3. Fasting helps you establish a healthier eating pattern
Ghrelin, the hunger hormone, is produced by the stomach, small intestine, pancreas and brain. The most important roles of ghrelin in the organism are to stimulate appetite, increase food intake and promote fat storage. Basically, this hormone tells our body when it’s time to eat.

However, people with disturbed eating patterns suffer from an unbalanced production of this vital hormone. When you eat too frequently or too much for a longer period of time, you lose the ability to differentiate between real hunger and habitual eating. In this situation, fasting can be applied to restore the function of ghrelin and help you restrict your calorie intake, given that you schedule your meals and their calorie count. And when you focus on eating only when you’re actually hungry, you’re less likely to overeat and emotional eating is easier to avoid. While it’s true that restricting your calorie intake makes you hungrier, when fasting for 48 hours or more, your body adapts to the changes and naturally decreases ghrelin levels, resulting with a diminished hunger.

In addition, allowing ghrelin to be present in the body through fasting is an effective way to raise your levels of growth hormone. To make best use of this peak, train on an empty stomach right before the end of your fasting period.

4. Fasting improves brain function
Studies have shown that fasting can optimize your brain’s health in more than one way.

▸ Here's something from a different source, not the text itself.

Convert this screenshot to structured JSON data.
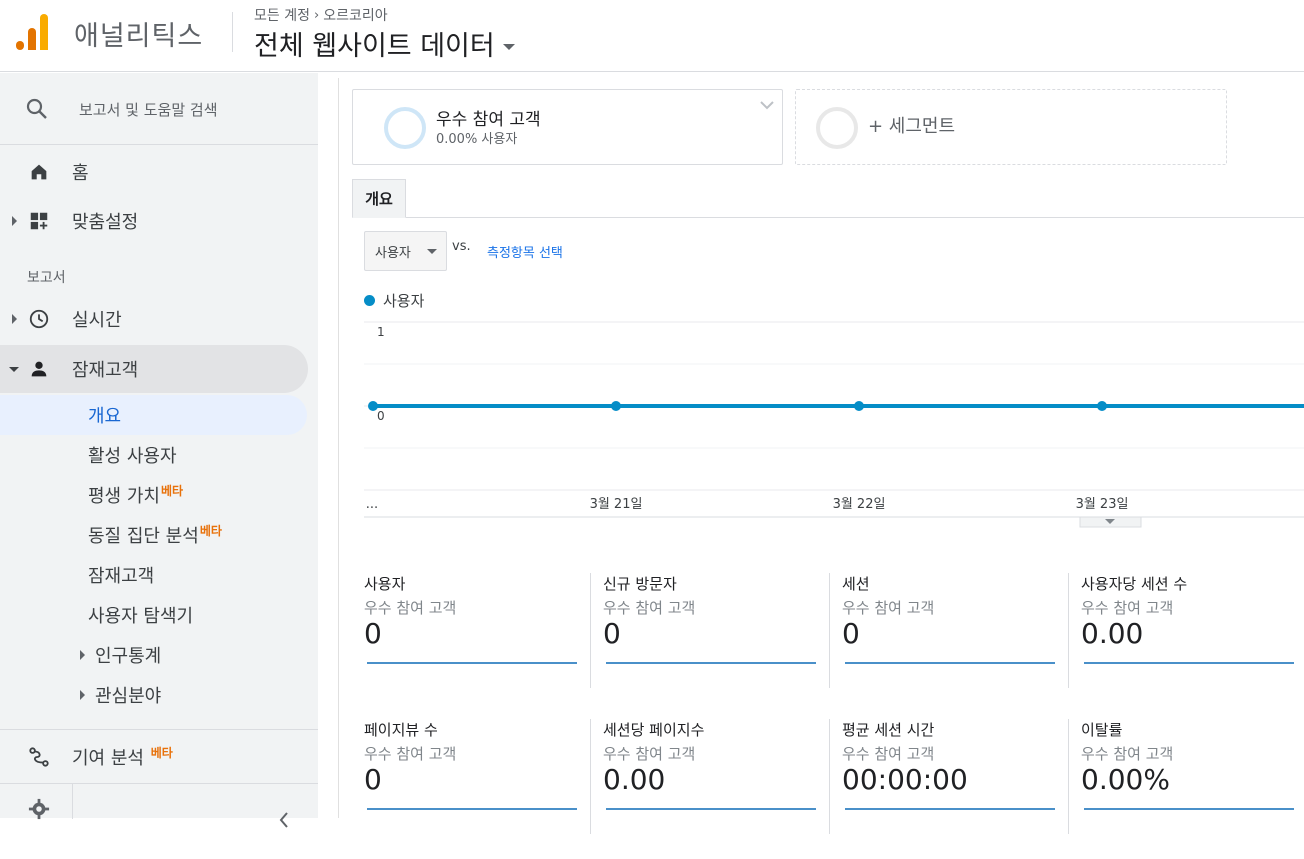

First of all, it promotes an important cellular process called autophagy or cellular cleansing, which helps the cells get rid of all their waste, consisting mainly of damaged molecules. This is the way your body detoxifies, repairs and regenerates itself, allowing for optimal functioning of all tissues.

Secondly, fasting can increase the level of the brain-derived neurotrophic factor (BDNF), one of the most important neurotrophins when it comes to stimulating and managing neurogenesis, by up to 40%. BDNF is crucial for preventing death of existing brain cells, inducing the growth of new neurons and synapses and enhancing cognitive function. It has also been proven that increased BDNF signaling improves cardiovascular health and blood glucose regulation. In turn, low levels of BDNF are linked to poor neural development, Alzheimer’s, neurotransmitter dysfunction, psychiatric disorders such as clinical depression and schizophrenia and accelerated aging.

However, keep in mind that in order to get elevated BDNF levels through fasting will require consistent effort over a longer period of time.

5. Fasting reduces the risk of cardiovascular disease
By reducing your risk of developing diabetes or helping you reverse a prediabetic condition, fasting promotes heart health as well. But regular fasting also improves the way your body metabolizes cholesterol, resulting with decreased levels of bad cholesterol and increasing the levels of good cholesterol in the body.

Also, multiple studies show that the levels of triglycerides and glucose in the blood get significantly reduced during a fast. And according to the findings of a report recently presented at the American College of Cardiology conference in New Orleans, report that people who fast regularly have a 58% lower risk of coronary disease compared with those who never fast.